Brown the vegetables. Then I added the chopped carrot and cauliflower and continued cooking for several minutes. The vegetables softened slightly and browned around the edges.
Season the vegetables. It's best to season the vegetables at this point, especially if you're using low-sodium broth. Vegetables need salt and pepper, and if you are adding other seasonings such as spices or dried herbs, add them now so they flavor the soup from the ground up. I added about a half teaspoon each of cumin, chili powder, and smoked paprika.
Add the broth. Add 4 to 6 cups of broth and bring to a simmer. Add a sprig of fresh herbs now if desired.
Cover and simmer. Turn the heat down to low and cover the pot. Let cook for about 30 minutes, then check the soup.
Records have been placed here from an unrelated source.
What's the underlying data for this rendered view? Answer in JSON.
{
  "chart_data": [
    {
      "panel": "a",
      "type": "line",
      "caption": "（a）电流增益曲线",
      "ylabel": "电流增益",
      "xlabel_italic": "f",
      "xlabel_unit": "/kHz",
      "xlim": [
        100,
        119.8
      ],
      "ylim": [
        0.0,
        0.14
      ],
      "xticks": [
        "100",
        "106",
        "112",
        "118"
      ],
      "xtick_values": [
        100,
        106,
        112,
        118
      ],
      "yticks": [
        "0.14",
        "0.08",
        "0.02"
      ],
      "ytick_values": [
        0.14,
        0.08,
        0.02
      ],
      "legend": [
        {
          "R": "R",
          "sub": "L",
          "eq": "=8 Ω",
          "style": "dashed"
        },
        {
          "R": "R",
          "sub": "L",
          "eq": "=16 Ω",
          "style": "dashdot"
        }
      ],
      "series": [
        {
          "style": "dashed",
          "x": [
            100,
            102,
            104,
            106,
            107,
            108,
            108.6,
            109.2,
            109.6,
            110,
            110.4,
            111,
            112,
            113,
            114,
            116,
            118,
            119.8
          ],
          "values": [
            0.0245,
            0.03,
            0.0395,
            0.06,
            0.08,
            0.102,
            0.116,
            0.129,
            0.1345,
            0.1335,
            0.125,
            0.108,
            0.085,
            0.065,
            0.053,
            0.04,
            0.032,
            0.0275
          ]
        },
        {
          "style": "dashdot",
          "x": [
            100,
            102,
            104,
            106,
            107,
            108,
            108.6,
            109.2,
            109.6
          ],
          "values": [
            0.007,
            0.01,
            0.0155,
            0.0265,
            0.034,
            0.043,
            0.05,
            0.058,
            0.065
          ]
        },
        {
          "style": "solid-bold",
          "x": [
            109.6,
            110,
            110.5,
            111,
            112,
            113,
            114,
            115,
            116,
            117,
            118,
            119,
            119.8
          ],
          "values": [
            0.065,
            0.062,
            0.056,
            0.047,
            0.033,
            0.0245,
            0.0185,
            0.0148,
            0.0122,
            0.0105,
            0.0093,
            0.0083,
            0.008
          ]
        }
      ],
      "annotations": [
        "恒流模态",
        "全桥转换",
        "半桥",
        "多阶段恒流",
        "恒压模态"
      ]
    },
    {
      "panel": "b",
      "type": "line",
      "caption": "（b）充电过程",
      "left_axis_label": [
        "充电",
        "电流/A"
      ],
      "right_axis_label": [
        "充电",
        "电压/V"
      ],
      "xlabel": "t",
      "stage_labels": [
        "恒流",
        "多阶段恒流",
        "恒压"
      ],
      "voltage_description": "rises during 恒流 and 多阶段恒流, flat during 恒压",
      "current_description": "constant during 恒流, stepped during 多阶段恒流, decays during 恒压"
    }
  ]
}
Are the vegetables as soft as you would like? If you want to leave the vegetables intact, take the soup off the heat now. If you want the vegetables very soft for puréeing, keep cooking until they are falling apart.
Taste and season. Whether you are leaving the vegetables intact or puréeing the soup, make sure to taste the soup as it finishes cooking. A bland soup is no one's fault but the cook's! If it seems flat, add some vinegar or lemon juice. If it is too salty, thin out with some extra broth or dairy.
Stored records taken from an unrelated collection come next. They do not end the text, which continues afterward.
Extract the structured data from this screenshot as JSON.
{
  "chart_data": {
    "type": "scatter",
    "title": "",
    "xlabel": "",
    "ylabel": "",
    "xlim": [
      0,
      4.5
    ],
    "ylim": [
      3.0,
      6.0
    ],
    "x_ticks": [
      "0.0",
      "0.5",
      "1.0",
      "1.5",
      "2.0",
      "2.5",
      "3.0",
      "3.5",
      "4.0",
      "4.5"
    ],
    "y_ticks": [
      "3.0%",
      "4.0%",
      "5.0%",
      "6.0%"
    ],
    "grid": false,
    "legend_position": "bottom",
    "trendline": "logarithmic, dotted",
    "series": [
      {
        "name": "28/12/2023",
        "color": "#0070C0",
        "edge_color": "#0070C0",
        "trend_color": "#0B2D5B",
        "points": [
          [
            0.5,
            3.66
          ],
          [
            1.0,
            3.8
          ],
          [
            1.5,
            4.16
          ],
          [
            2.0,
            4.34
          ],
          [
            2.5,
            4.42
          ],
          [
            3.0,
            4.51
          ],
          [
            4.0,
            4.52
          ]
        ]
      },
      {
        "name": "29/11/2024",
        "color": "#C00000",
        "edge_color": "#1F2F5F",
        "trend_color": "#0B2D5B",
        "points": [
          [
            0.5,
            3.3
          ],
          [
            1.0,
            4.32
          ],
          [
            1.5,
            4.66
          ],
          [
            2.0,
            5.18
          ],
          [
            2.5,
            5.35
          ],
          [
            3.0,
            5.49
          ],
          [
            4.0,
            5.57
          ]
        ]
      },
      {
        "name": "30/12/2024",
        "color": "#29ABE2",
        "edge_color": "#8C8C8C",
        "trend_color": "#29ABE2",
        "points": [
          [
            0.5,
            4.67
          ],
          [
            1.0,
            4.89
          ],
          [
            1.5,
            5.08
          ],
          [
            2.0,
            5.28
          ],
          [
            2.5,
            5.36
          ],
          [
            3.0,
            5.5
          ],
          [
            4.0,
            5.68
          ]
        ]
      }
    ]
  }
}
Puree if desired: Once the vegetables are very soft, you can puree the soup in a blender or with a stick blender if you like. Rewarm gently after blending.
Choose Your Own Soup Adventure:
Instead of olive oil, try butter, ghee, or coconut oil for sautéing the aromatics. Or start instead with diced bacon, chopped chicken thighs, or ground pork or lamb, and slowly render the fat then cook the aromatics. For aromatics, use a whole onion instead of the leeks, or add more garlic. Add finely diced fresh ginger, galangal, or chili peppers.
To flavor the soup, raid your spice cupboard. Try curry powder, chili powder, cumin, cinnamon, or any other warm and toasty spices. Get creative with salt; try smoked salt or truffle salt. Add dried herbs such as mint, oregano, or sage.
Once the soup has finished cooking, you can jazz it up more, especially if you're not pureeing it. Add the last handful of leftover cooked pasta or a few crumbles of cooked ground turkey or beef. Lay cooked strips of chicken breast on top of each bowl. Add a 1/4 cup of rice, quinoa, or another grain, and simmer until done. Add a can of beans, chickpeas, or tomatoes, and simmer until warmed through.
When pureeing the soup, you can add flavor and creaminess by adding beans, tofu, coconut milk, yogurt, or other dairy such as cream, mascarpone, or even cream cheese. Finish the soup with something acid like lemon juice, balsamic vinegar, or fruit vinegar. Or drizzle on a little oil like chili oil, smoked olive oil, or something else a little special.
Storage: Leftovers can be refrigerated in an airtight container in the refrigerator for up to 5 days.